Kevin Montserrat: “It was not a lightbulb moment, it did not happen overnight. I’ve been researching the market for the past three years plus, I’ve been speaking to hundreds of VCs, hundreds of investors, angels, family offices, private equities, have been speaking to the whole ecosystem, to startup founders, to service providers. To me, it was so obvious that there was a problem that was so big that nobody could see because we are so busy looking at the small problems that we have here, but we’re not looking at the massive problem over our head.”

Benjamin Knott: “I did zero validation. I was doing that at Google for four years and I was craving for a tool like the tool I ended up building…Google wouldn’t build it at the time, it was 2011, big changes were happening at Google so it wasn’t the right time. So somebody had to do it and obviously it had to be me. And then I validated it with exactly two people who were my good friends in sustainability.
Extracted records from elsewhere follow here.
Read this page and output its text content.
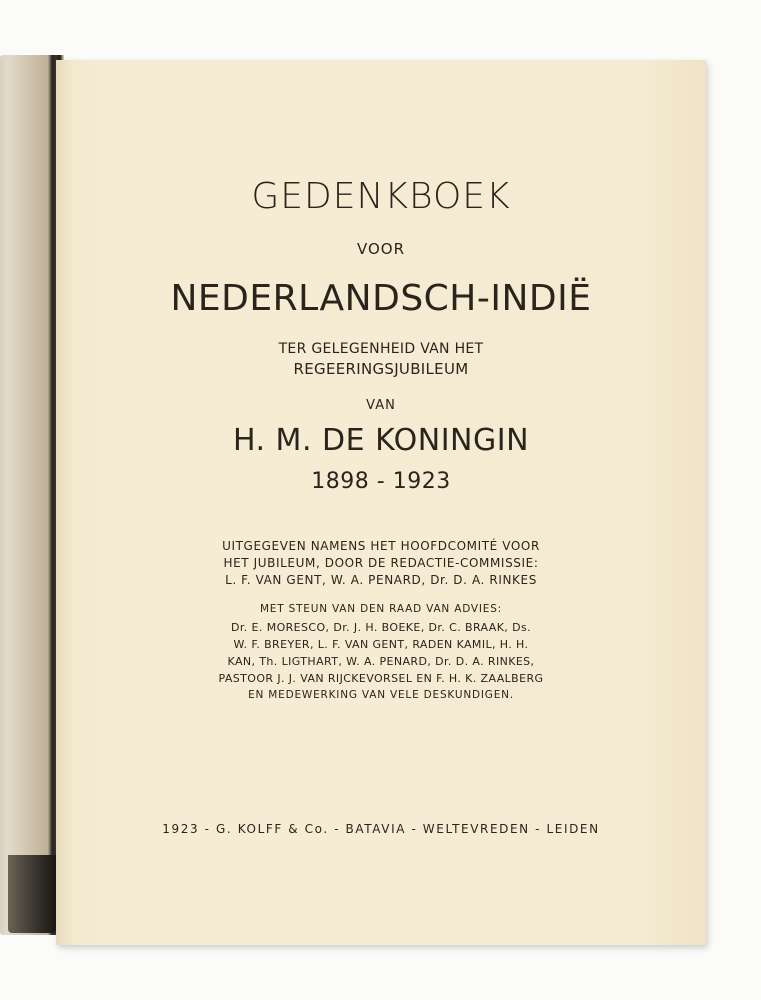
GEDENKBOEK
VOOR
NEDERLANDSCH-INDIË
TER GELEGENHEID VAN HET
REGEERINGSJUBILEUM
VAN
H. M. DE KONINGIN
1898 - 1923
UITGEGEVEN NAMENS HET HOOFDCOMITÉ VOOR
HET JUBILEUM, DOOR DE REDACTIE-COMMISSIE:
L. F. VAN GENT, W. A. PENARD, Dr. D. A. RINKES
MET STEUN VAN DEN RAAD VAN ADVIES:
Dr. E. MORESCO, Dr. J. H. BOEKE, Dr. C. BRAAK, Ds.
W. F. BREYER, L. F. VAN GENT, RADEN KAMIL, H. H.
KAN, Th. LIGTHART, W. A. PENARD, Dr. D. A. RINKES,
PASTOOR J. J. VAN RIJCKEVORSEL EN F. H. K. ZAALBERG
EN MEDEWERKING VAN VELE DESKUNDIGEN.
1923 - G. KOLFF & Co. - BATAVIA - WELTEVREDEN - LEIDEN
The second I described it to them they said, ‘Wow, this would be really good, I would love to use it!’ And I thought, ‘Great! I’ve got validation! We’re ready to launch!’”

Daisy Pledge: “Well, initially, I validated it completely wrong. I kind of thought, ‘How am I going to do this without building any tech?’, which is quite tricky. So I held a nerf gun networking events and they worked really well, but then I realised they worked really well because the people that were coming wanted to play with nerf guns so obviously it was going to work. And so it was a sort of self-fulfilling prophecy type thing that meant nothing. So then I took it to a Christmas party for a big media organization where there was sort of three, four hundred people and I had it in a corner there and we had queues all the way down and everyone loved it.”

On Change…

Kevin Montserrat: “As I’ve said, I’ve been working on this for a long time, and the very first idea, the very first concept, was building a data-driven platform to actually enable customers to have access to startups. So think of the large, you know, big companies, like PLCs, looking for innovation and I wanted to create a gateway where they would have access to all of the startups that we worked with because you know we see a lot of those companies and there are some big companies like Google, like Microsoft, like Amazon, like Oracle, like IBM, they are seeing a lot of companies, good companies."

Benjamin Knott: “From Energy Deck to Fabriq, from resource efficiency and energy, which is a 40% beast we’re trying to tame in terms of climate change — it’s the biggest problem we’re facing out right now, bar none, even before Brexit and all these other things — but it’s how do you get that, communicate that to a market that doesn’t think in those terms, right? And that’s a journey.”

Daisy Pledge: “My biggest pivot is just actually focus on internal team building within the company. Recruitment for big corporates who have these hundreds of graduates they bring in every year and they want to whittle that down to ten or twenty. The game really quickly highlights people who can’t work in a team because they just can’t get it and they just don’t care.”